Hook 'em While They're Young

My Great-great-grandparents
I began researching my family history when I was 13 and developed a lifelong love of genealogy.  The trigger was a junior high school assignment to list four generations of my ancestors.  But the seeds that blossomed at that time had been planted many years earlier.

From the time I was a little girl I grew up hearing many stories about my family from my mother and her mother.  I heard names of aunts and uncles, grandparents, cousins, even close family friends who weren't really related but were almost like family.  I heard about birthdays, anniversaries, death dates.  I listened to stories about growing up in New York, Baltimore, Miami.  I was told that my great-grandfather's original name before he came to this country was Gorodetsky and that he came from Kamanets-Podolsky, and that my great-grandmother came from Kreuzburg.

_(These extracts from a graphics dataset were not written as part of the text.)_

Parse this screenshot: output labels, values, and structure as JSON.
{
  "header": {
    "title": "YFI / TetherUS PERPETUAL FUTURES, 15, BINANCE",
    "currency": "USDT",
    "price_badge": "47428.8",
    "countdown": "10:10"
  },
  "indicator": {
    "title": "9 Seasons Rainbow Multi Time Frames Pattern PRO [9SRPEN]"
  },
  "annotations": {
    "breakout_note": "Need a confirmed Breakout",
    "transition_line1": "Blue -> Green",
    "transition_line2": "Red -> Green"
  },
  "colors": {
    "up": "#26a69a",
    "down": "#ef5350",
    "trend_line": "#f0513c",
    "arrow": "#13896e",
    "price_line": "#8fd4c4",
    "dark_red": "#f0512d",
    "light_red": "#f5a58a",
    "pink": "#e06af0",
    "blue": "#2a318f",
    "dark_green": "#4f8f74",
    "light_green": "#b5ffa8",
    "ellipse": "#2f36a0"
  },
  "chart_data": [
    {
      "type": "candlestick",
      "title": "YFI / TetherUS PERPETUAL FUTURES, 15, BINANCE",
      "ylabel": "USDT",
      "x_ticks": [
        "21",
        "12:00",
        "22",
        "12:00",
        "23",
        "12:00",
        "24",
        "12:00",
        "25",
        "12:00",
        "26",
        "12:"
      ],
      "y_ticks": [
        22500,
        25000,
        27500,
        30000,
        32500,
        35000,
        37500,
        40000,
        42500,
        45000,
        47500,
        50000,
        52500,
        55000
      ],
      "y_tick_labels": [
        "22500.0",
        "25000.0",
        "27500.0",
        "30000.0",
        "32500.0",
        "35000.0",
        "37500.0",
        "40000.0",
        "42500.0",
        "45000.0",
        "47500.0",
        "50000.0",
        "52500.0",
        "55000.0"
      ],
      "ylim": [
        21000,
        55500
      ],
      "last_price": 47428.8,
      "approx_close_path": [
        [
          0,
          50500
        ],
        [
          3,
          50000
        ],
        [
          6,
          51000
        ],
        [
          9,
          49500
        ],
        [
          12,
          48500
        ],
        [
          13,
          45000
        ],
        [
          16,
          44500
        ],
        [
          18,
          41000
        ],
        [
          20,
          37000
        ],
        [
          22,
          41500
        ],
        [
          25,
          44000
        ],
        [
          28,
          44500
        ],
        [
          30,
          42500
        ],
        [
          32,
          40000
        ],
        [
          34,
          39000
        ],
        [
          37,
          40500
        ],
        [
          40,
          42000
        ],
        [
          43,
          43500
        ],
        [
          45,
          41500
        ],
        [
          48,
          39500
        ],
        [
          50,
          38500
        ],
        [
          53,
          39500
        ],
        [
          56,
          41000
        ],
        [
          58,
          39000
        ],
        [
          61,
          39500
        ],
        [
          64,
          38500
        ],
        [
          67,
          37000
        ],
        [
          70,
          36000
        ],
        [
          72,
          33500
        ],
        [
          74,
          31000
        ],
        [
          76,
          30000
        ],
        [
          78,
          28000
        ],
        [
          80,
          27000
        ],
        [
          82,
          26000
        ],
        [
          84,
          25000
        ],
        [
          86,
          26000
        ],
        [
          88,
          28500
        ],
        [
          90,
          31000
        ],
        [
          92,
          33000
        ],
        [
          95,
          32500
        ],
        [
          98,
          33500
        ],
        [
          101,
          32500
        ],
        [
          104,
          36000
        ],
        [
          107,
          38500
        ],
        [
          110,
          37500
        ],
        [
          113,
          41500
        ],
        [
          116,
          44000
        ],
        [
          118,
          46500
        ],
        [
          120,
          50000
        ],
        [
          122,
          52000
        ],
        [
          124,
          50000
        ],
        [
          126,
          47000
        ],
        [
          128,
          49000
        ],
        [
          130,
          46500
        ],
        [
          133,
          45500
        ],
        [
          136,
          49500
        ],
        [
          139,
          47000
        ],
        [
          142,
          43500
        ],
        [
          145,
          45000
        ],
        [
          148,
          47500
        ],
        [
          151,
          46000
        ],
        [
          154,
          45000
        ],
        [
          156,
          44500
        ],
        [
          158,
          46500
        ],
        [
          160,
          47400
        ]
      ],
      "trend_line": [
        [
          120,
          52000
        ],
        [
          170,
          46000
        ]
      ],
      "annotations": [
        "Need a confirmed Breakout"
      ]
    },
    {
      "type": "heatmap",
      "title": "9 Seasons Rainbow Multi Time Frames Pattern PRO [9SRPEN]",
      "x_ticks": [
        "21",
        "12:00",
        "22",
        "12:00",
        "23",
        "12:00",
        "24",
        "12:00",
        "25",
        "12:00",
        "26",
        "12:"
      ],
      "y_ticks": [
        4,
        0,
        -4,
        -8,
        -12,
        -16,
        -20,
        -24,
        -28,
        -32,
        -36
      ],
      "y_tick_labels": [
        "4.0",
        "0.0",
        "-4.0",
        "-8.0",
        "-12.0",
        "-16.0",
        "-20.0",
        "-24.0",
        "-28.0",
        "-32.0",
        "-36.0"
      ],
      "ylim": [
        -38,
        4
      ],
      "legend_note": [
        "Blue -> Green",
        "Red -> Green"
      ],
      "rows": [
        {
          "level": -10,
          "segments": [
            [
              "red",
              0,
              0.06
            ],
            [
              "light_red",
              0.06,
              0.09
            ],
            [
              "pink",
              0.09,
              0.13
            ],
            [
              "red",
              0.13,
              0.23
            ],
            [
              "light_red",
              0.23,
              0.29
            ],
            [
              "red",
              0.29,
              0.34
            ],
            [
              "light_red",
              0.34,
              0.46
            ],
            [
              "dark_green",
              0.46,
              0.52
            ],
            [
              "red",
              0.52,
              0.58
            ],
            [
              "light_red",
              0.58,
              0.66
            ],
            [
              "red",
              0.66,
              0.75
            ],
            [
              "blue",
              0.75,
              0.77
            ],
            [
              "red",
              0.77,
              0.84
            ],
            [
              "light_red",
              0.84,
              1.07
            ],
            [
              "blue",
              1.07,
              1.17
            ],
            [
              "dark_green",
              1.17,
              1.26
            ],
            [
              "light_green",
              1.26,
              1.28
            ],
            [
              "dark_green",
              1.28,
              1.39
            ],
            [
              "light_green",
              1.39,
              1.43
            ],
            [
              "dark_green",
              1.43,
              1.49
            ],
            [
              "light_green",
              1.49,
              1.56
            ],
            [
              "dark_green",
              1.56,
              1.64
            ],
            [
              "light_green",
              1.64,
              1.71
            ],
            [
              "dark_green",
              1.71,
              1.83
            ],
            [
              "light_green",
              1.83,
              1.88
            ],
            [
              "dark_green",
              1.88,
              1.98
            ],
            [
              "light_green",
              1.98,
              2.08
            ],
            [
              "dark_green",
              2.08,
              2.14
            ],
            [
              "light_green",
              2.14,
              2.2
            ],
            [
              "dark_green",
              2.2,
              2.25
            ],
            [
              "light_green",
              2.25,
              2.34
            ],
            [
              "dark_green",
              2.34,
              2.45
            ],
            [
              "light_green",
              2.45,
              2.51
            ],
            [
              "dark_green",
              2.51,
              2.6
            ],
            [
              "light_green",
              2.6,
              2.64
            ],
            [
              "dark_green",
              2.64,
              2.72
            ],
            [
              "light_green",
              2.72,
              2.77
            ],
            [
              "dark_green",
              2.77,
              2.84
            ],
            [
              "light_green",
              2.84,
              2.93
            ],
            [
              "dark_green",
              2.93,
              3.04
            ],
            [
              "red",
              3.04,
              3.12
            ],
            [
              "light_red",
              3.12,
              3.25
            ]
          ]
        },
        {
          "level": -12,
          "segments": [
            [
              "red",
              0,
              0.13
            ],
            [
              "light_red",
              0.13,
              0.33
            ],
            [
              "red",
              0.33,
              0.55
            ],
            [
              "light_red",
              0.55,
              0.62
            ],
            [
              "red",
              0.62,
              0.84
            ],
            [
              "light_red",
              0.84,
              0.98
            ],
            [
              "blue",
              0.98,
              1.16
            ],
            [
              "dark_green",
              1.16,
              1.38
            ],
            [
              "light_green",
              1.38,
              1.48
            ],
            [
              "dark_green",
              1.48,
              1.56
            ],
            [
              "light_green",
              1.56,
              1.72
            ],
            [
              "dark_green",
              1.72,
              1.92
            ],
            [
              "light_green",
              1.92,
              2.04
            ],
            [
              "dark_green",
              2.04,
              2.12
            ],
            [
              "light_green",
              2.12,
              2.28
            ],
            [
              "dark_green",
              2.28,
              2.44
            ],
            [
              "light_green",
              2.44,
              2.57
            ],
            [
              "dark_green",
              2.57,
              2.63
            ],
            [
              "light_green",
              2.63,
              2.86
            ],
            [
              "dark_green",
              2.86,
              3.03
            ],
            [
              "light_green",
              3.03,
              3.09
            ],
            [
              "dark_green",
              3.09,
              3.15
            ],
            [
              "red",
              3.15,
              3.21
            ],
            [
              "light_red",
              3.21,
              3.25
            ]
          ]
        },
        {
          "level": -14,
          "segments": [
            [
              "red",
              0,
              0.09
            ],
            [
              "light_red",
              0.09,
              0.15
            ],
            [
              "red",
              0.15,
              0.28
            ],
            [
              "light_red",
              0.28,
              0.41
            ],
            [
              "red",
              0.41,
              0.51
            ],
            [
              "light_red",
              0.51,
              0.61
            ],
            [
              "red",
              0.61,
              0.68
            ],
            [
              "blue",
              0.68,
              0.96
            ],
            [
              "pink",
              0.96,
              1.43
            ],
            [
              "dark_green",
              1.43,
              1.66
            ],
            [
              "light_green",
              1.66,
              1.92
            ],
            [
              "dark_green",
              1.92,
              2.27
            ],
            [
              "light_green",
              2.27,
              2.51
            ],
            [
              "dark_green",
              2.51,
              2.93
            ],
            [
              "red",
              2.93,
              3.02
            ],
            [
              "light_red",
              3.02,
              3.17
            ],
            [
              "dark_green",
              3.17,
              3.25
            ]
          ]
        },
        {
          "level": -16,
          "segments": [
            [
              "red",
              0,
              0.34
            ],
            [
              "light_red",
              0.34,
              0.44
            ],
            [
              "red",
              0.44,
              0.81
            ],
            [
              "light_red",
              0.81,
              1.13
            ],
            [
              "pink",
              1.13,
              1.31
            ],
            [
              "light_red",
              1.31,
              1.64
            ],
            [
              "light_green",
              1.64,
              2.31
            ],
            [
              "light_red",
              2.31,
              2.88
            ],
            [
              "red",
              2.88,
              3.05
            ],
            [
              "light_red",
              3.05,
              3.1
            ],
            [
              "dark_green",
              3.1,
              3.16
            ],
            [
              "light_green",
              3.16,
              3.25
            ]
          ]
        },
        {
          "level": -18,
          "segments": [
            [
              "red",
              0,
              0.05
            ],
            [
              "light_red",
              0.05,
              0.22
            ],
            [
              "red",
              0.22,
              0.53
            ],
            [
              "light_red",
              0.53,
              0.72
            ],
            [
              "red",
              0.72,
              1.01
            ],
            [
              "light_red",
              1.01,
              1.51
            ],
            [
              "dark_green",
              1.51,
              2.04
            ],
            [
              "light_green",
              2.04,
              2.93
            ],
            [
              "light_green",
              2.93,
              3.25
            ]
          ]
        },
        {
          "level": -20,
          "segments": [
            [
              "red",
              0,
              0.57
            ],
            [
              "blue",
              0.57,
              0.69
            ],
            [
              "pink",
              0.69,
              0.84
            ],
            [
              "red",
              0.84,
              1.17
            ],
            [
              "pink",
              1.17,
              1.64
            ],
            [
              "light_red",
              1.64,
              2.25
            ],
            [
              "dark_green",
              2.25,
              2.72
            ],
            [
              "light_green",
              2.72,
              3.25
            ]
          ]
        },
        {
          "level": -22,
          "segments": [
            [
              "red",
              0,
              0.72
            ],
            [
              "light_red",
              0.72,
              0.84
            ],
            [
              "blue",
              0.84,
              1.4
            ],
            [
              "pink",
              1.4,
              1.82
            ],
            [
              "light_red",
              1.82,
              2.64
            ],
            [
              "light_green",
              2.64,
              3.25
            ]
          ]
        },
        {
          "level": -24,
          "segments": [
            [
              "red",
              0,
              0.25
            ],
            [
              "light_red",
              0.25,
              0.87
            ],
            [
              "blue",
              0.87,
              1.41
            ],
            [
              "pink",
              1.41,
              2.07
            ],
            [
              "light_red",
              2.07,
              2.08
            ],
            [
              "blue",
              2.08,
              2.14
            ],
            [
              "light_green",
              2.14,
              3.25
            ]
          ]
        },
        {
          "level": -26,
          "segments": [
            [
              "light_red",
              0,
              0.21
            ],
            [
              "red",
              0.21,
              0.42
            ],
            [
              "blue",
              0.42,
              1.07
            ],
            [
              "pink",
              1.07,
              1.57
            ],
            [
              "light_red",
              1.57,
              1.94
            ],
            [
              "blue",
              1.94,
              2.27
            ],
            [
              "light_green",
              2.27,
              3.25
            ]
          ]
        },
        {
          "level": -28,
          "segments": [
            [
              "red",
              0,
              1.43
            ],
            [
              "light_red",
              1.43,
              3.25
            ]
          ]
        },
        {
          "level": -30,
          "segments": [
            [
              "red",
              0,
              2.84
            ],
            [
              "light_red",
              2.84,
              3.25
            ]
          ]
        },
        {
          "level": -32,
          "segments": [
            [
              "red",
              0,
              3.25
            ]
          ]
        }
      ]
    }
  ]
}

My mother also told me about my father's side of the family -- my grandfather and grandmother, more aunts and uncles and cousins.  My family had strong roots in rural New Jersey and had English ancestry.  I had relatives in New Jersey, Florida, Minnesota.

And the photographs -- birthdays, weddings, bar mitzvahs, vacations, military, studio portraits, casual settings.  And almost always being told who was in the photo and what was going on -- "This is my Uncle Willie in his uniform during World War I."  "This is the wedding of my Aunt Ruchel.  The whole family was there, including all four Esther Leahs."  "This is my parents' engagement photo."  "This is your father working on one of his cars.  See, there's your uncle hanging over the engine watching him."  "Here's a picture from when your father and I got married."

So when I took my first steps into research, I didn't think of my ancestors as dry names and dates on a page.  They were people I had heard about all my life.  They were real to me.  They were my family.

So many people start researching their families when they've retired, after their parents have passed away, often when they're the oldest family member left.  They regret that they didn't ask more questions of their parents, their grandparents, their aunts and uncles while they were still alive.  But often those members of the older generation didn't take the initiative either and didn't tell their children stories about the family, didn't give their children reasons to be interested.

Those of you who have children and other younger relatives, tell them stories about the family.  Let them know who their ancestors were and are.  Show them how interesting their history is.  And if you still have older relatives to talk to, call or visit and ask them about their lives.  You never know how long you'll have that opportunity.